In the Spring configuration class, you will have to declare a Bean returning an instance of the MRules factory. You can extend the factory class in order to read configuration from external configuration file, database, or any other way. Then Spring will automatically use the factory instance to instanciate the rule engine.
Example :

package com.massa.mrules.demos.spring;

public class MRulesSpringConfig {
    /**
    * Creates a rule engine, managed by Spring via the MRules Factory Bean.
    */
    @Bean
    public MRulesFactoryBean getRuleEngine() throws MConfigurationException {
        final MRulesFactoryBean fact = new MRulesFactoryBean();
        fact.setUri("TEST_SPRING");
        fact.setFactoryImpl(RichXMLFactory.class.getName());
        fact.setConfigHolderImpl(XmlRuleEngineConfigHolder.class.getName());
        fact.setXmlFile("rules.xml");
        return fact;
    }
}

Then, just use your rule engine in your module !

package com.massa.mrules.demos.spring;
public class MRulesSpring {
/**
* Spring will inject your rule engine instance in this field at runtime.
*/
@Autowired
protected IMruleExecutionSet ruleEngine;

// Use the rule engine ...
}

Without the factory

It’s almost the same as the factory way, but you instanciate your rule engine directly in the Spring config class instead of delegating this operation to the factory. And you use you rule engine instance the same way.

It’s a little less flexible, but may be enough depending on the context.

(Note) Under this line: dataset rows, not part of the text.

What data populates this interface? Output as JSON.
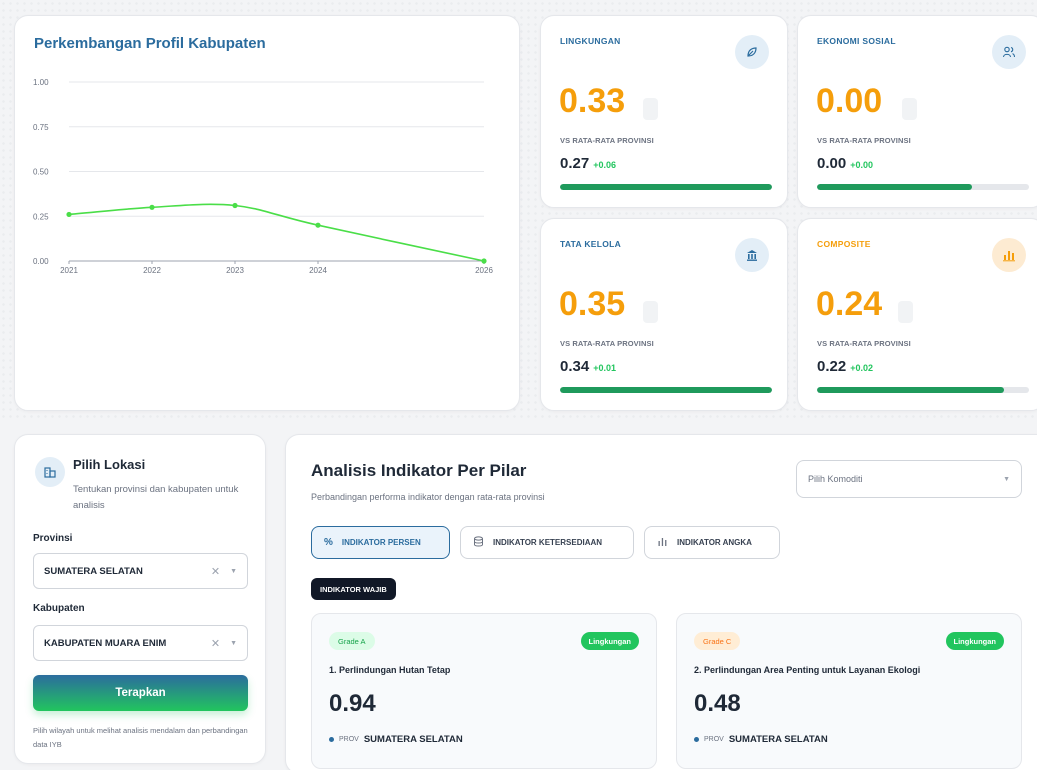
{
  "chart_card": {
    "title": "Perkembangan Profil Kabupaten"
  },
  "chart_data": {
    "type": "line",
    "title": "Perkembangan Profil Kabupaten",
    "x": [
      "2021",
      "2022",
      "2023",
      "2024",
      "2026"
    ],
    "series": [
      {
        "values": [
          0.26,
          0.3,
          0.31,
          0.2,
          0.0
        ]
      }
    ],
    "y_ticks": [
      "0.00",
      "0.25",
      "0.50",
      "0.75",
      "1.00"
    ],
    "ylim": [
      0,
      1
    ],
    "grid": true,
    "line_color": "#4ade48"
  },
  "stats": [
    {
      "label": "LINGKUNGAN",
      "value": "0.33",
      "vs": "VS RATA-RATA PROVINSI",
      "prov": "0.27",
      "delta": "+0.06",
      "progress": 1.0,
      "icon": "leaf-icon"
    },
    {
      "label": "EKONOMI SOSIAL",
      "value": "0.00",
      "vs": "VS RATA-RATA PROVINSI",
      "prov": "0.00",
      "delta": "+0.00",
      "progress": 0.73,
      "icon": "users-icon"
    },
    {
      "label": "TATA KELOLA",
      "value": "0.35",
      "vs": "VS RATA-RATA PROVINSI",
      "prov": "0.34",
      "delta": "+0.01",
      "progress": 1.0,
      "icon": "building-icon"
    },
    {
      "label": "COMPOSITE",
      "value": "0.24",
      "vs": "VS RATA-RATA PROVINSI",
      "prov": "0.22",
      "delta": "+0.02",
      "progress": 0.88,
      "icon": "bar-chart-icon"
    }
  ],
  "location": {
    "title": "Pilih Lokasi",
    "subtitle": "Tentukan provinsi dan kabupaten untuk analisis",
    "provinsi_label": "Provinsi",
    "provinsi_value": "SUMATERA SELATAN",
    "kabupaten_label": "Kabupaten",
    "kabupaten_value": "KABUPATEN MUARA ENIM",
    "apply_label": "Terapkan",
    "note": "Pilih wilayah untuk melihat analisis mendalam dan perbandingan data IYB"
  },
  "analysis": {
    "title": "Analisis Indikator Per Pilar",
    "subtitle": "Perbandingan performa indikator dengan rata-rata provinsi",
    "komoditi_placeholder": "Pilih Komoditi",
    "tabs": [
      "INDIKATOR PERSEN",
      "INDIKATOR KETERSEDIAAN",
      "INDIKATOR ANGKA"
    ],
    "active_tab": "INDIKATOR PERSEN",
    "section_pill": "INDIKATOR WAJIB",
    "indicators": [
      {
        "grade": "Grade A",
        "pillar": "Lingkungan",
        "name": "1. Perlindungan Hutan Tetap",
        "value": "0.94",
        "prov_label": "PROV",
        "prov_value": "SUMATERA SELATAN"
      },
      {
        "grade": "Grade C",
        "pillar": "Lingkungan",
        "name": "2. Perlindungan Area Penting untuk Layanan Ekologi",
        "value": "0.48",
        "prov_label": "PROV",
        "prov_value": "SUMATERA SELATAN"
      }
    ]
  }
}
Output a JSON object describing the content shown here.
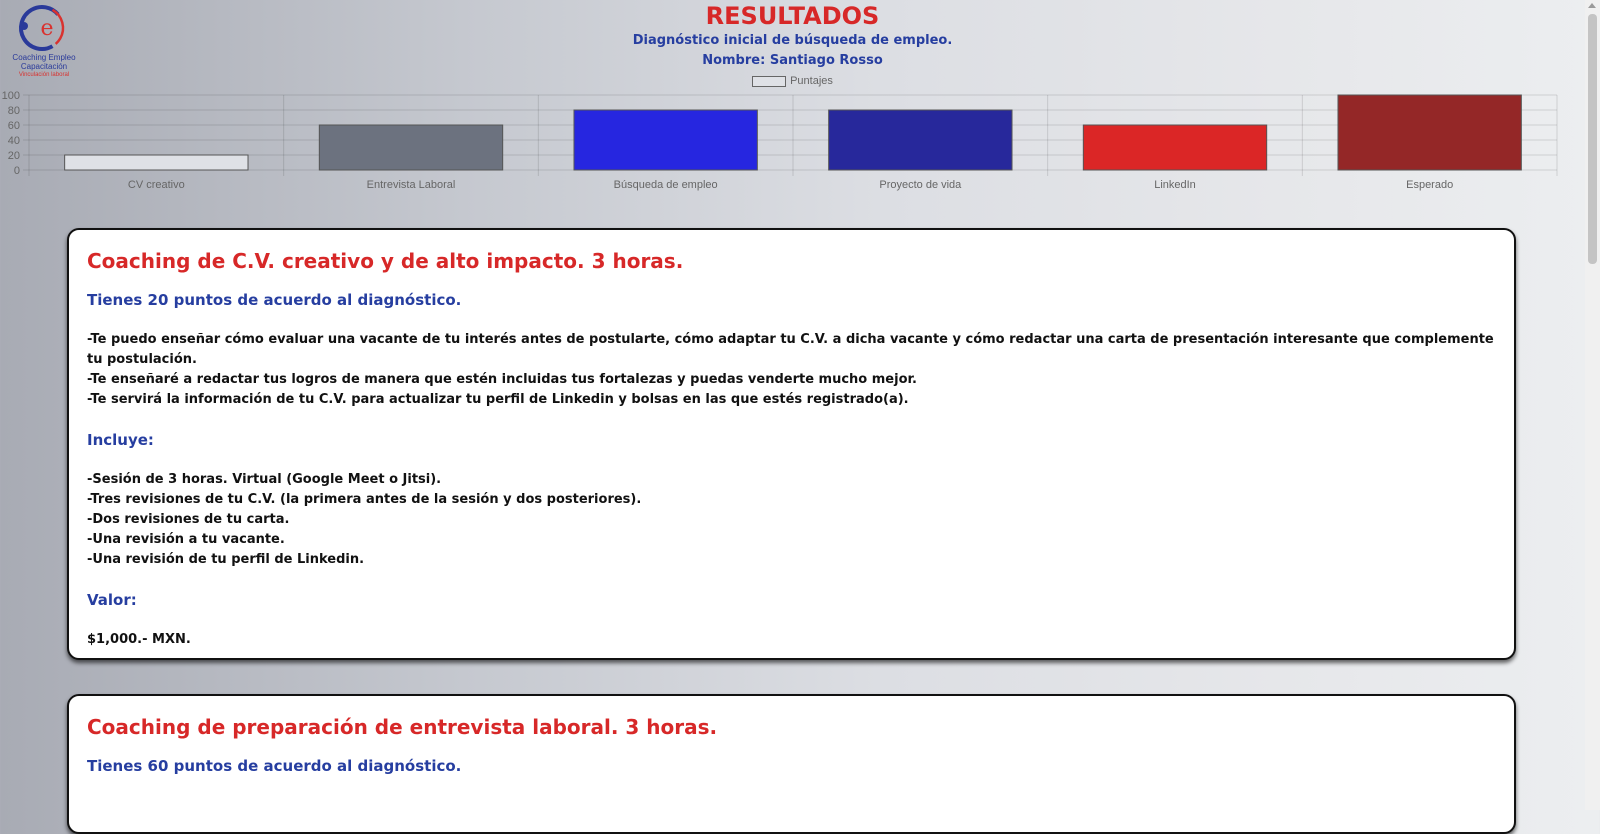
{
  "logo": {
    "line1": "Coaching Empleo",
    "line2": "Capacitación",
    "line3": "Vinculación laboral",
    "colors": {
      "blue": "#2a3a9a",
      "red": "#d9322f"
    }
  },
  "header": {
    "title": "RESULTADOS",
    "subtitle": "Diagnóstico inicial de búsqueda de empleo.",
    "nombre_label": "Nombre:",
    "nombre_value": "Santiago Rosso"
  },
  "chart_data": {
    "type": "bar",
    "categories": [
      "CV creativo",
      "Entrevista Laboral",
      "Búsqueda de empleo",
      "Proyecto de vida",
      "LinkedIn",
      "Esperado"
    ],
    "series": [
      {
        "name": "Puntajes",
        "values": [
          20,
          60,
          80,
          80,
          60,
          100
        ]
      }
    ],
    "bar_colors": [
      "#dfe1e6",
      "#6c727f",
      "#2626e0",
      "#27289b",
      "#db2626",
      "#942727"
    ],
    "yticks": [
      "0",
      "20",
      "40",
      "60",
      "80",
      "100"
    ],
    "ylim": [
      0,
      100
    ],
    "grid": true,
    "legend_position": "top"
  },
  "cards": [
    {
      "title": "Coaching de C.V. creativo y de alto impacto. 3 horas.",
      "points": "Tienes 20 puntos de acuerdo al diagnóstico.",
      "bullets": [
        "-Te puedo enseñar cómo evaluar una vacante de tu interés antes de postularte, cómo adaptar tu C.V. a dicha vacante y cómo redactar una carta de presentación interesante que complemente tu postulación.",
        "-Te enseñaré a redactar tus logros de manera que estén incluidas tus fortalezas y puedas venderte mucho mejor.",
        "-Te servirá la información de tu C.V. para actualizar tu perfil de Linkedin y bolsas en las que estés registrado(a)."
      ],
      "incluye_label": "Incluye:",
      "incluye": [
        "-Sesión de 3 horas. Virtual (Google Meet o Jitsi).",
        "-Tres revisiones de tu C.V. (la primera antes de la sesión y dos posteriores).",
        "-Dos revisiones de tu carta.",
        "-Una revisión a tu vacante.",
        "-Una revisión de tu perfil de Linkedin."
      ],
      "valor_label": "Valor:",
      "price": "$1,000.- MXN."
    },
    {
      "title": "Coaching de preparación de entrevista laboral. 3 horas.",
      "points": "Tienes 60 puntos de acuerdo al diagnóstico."
    }
  ],
  "colors": {
    "accent_red": "#d72828",
    "accent_blue": "#263ea0"
  }
}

package com.massa.mrules.demos.spring;

public class MRulesSpringConfig {
    /**
    * Creates a rule engine, managed by Spring via the MRules Factory Bean.
    */
    @Bean
    public IMruleExecutionSet getRuleEngine() throws MConfigurationException {
        final InputStream xml = ResourceLoader.getResourceAsStream("rules.xml");
        final RichXMLFactory factory = new RichXMLFactory();
        return factory.read(xml);
    }
}

XML Configuration

If your Spring project is configured using XML, you will have no difficulties to integrate MRules. Just declare a bean in your Spring context configuration, as follow :

<?xml version="1.0" encoding="UTF-8"?>
<beans xmlns="http://www.springframework.org/schema/beans"
   xmlns:xsi="http://www.w3.org/2001/XMLSchema-instance"
   xsi:schemaLocation="http://www.springframework.org/schema/beans
   http://www.springframework.org/schema/beans/spring-beans.xsd">

    <!-- Configures rule engine, for Spring XML Demo -->
    <bean id="ruleEngine" class="com.massa.mrules.extensions.spring.MRulesFactoryBean">
        <property name="uri" value="spring test" />
        <property name="configHolderImpl" value="com.massa.mrules.builder.XmlRuleEngineConfigHolder" />
           <property name="factoryImpl" value="com.massa.mrules.factory.xml.RichXMLFactory" />
        <property name="xmlFile" value="rules.xml" />
        <property name="compilationLevel" value="LIGHT" />
    </bean>
</beans>

Then, just use your rule engine in your module, with the @Autowired annotation, or with the XML IOC configuration.

Demo

A demo, which can be found in the download page, illustrates all the examples above.